Rio de Janeiro, 10 de Maio de 2026

Cúpula da África vive momento de impasse em Joanesburgo

Articulação política aquém do esperado entre ONGs e movimentos sociais presentes ao Fórum dos Povos. Negociações entre governos que não avançaram na solução dos impasses e divergências da Cúpula Mundial para o Desenvolvimento Sustentável. Falta de intercâmbio entre um evento e outro. Este triste saldo se acumula crescentemente nos primeiros dias da Rio+10, condenando o encontro de Johanesburgo ao fracasso.
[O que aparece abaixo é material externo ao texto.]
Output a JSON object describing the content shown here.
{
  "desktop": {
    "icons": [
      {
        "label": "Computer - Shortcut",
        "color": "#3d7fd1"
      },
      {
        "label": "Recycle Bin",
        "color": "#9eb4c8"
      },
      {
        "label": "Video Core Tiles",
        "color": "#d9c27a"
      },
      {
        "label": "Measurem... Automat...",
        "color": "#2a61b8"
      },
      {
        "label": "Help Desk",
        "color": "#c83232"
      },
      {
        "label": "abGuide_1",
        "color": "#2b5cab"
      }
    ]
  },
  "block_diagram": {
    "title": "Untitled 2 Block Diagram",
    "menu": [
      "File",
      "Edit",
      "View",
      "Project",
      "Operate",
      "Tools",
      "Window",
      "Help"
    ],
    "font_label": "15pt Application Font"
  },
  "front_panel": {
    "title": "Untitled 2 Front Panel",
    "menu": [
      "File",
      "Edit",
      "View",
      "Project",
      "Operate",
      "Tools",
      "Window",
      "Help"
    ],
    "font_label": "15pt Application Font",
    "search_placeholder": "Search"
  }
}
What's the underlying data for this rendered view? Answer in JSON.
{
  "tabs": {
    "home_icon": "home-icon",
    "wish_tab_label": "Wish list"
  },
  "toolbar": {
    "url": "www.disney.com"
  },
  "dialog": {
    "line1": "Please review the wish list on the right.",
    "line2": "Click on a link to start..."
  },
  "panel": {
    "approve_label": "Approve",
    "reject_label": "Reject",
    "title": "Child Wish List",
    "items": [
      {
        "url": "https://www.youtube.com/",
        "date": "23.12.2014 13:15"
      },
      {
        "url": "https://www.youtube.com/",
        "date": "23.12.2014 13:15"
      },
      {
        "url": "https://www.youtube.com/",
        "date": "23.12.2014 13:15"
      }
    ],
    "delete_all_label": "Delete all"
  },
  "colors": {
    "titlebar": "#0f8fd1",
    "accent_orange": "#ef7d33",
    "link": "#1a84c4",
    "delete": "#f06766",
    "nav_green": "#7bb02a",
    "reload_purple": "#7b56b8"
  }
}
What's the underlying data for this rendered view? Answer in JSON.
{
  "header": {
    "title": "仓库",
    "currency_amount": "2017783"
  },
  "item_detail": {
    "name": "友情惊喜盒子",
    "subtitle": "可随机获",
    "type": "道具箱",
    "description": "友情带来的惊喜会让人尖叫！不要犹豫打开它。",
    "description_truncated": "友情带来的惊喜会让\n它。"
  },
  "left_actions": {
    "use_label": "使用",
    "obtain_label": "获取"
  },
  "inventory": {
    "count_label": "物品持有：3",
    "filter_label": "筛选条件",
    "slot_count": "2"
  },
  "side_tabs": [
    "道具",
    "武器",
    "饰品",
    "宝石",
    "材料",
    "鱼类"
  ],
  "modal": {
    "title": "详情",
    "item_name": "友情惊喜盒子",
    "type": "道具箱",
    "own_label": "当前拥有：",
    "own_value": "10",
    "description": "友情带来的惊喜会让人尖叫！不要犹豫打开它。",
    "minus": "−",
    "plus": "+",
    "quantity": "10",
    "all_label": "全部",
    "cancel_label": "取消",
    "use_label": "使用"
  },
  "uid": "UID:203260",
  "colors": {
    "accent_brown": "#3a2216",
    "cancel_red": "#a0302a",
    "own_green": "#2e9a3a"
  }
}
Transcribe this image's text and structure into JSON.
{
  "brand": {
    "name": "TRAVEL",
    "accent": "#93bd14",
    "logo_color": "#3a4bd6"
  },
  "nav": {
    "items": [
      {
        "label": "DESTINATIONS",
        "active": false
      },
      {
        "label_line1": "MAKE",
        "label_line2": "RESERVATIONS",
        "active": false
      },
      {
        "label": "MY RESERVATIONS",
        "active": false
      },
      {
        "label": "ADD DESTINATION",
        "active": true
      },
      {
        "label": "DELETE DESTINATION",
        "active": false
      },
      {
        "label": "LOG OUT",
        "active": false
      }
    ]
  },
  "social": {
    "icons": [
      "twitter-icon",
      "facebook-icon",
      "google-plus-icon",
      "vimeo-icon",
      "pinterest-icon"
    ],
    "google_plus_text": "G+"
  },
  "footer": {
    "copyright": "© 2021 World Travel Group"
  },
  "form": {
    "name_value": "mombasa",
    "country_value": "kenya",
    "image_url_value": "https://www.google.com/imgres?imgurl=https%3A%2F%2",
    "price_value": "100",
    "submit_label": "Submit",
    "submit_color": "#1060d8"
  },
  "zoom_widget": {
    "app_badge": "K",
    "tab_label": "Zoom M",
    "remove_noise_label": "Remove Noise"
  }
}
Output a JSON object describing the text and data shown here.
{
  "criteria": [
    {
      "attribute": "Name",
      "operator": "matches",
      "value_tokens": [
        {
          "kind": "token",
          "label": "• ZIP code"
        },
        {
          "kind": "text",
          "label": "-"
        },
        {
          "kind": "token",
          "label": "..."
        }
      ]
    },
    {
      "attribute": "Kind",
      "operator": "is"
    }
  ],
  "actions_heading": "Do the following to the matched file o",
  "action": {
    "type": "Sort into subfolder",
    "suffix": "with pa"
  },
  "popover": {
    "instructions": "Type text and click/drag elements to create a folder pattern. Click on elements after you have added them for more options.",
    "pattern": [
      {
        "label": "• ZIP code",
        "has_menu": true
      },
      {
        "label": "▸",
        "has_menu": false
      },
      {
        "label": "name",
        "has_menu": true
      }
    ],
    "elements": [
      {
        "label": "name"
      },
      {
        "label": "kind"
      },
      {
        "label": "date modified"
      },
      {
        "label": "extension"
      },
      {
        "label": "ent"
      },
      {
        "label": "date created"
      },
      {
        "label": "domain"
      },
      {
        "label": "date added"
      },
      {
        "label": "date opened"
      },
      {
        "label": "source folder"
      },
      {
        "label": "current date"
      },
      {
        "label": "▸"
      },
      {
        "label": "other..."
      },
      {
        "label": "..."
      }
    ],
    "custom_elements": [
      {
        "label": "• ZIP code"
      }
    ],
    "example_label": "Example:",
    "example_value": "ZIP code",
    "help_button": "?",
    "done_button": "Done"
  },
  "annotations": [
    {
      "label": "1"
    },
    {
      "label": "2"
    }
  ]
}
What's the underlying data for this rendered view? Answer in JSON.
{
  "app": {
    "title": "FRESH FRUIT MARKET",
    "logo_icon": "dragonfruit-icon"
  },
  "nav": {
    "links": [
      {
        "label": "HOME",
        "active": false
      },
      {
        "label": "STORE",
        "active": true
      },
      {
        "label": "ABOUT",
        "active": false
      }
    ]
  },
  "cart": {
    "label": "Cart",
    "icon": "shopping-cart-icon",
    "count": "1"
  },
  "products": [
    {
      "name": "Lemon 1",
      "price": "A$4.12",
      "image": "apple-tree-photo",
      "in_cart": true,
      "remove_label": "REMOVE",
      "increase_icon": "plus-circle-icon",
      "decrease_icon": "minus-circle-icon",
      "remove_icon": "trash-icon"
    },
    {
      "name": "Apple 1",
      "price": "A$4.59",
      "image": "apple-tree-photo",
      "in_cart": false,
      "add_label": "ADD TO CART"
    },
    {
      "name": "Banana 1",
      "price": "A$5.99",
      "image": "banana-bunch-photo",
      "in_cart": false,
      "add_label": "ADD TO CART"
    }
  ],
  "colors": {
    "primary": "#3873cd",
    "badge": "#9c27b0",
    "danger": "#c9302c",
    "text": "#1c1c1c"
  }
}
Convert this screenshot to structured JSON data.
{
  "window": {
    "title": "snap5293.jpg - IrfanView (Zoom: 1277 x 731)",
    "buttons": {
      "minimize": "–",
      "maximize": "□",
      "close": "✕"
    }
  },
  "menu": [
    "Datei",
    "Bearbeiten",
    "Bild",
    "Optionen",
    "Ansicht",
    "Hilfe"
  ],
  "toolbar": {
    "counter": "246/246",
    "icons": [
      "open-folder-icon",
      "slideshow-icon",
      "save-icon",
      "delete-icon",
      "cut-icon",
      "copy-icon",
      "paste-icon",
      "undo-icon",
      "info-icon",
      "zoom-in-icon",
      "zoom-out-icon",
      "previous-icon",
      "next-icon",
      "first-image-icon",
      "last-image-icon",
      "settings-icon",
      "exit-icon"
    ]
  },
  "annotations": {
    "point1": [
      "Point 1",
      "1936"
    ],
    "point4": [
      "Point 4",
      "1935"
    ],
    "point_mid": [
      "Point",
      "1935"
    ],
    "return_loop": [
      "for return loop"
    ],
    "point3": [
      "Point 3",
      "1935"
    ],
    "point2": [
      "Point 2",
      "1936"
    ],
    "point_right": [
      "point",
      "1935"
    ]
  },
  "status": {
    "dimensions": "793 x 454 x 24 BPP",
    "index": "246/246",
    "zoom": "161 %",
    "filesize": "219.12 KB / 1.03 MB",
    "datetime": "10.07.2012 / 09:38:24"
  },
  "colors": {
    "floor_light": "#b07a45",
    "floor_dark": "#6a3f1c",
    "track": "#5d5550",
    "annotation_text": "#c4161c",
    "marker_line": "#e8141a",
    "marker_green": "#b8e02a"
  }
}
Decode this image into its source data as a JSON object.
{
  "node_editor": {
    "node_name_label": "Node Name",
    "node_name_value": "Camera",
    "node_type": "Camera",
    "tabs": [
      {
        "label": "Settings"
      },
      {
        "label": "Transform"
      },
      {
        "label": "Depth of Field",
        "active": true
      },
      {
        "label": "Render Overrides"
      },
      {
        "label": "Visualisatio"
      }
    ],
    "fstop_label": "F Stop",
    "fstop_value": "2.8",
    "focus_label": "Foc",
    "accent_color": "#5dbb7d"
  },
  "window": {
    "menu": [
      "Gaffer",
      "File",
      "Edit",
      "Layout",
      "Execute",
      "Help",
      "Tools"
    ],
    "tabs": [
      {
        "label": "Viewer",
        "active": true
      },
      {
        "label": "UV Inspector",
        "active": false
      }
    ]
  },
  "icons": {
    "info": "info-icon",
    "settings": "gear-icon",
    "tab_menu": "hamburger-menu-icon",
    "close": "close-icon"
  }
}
Insatisfeitos com este quadro, 180 representantes de ONGs de todo o mundo se reuniram nesta segunda-feira (26) no Liberty Theatre, em Sandton, sede da Rio+10, para discutir os problemas que enfrentam. A idéia dos movimentos é influir na discussão política - e também logísticas - para levar a bom termo o encontro organizado pelas Nações Unidas em Johanesburgo. (Leia Mais)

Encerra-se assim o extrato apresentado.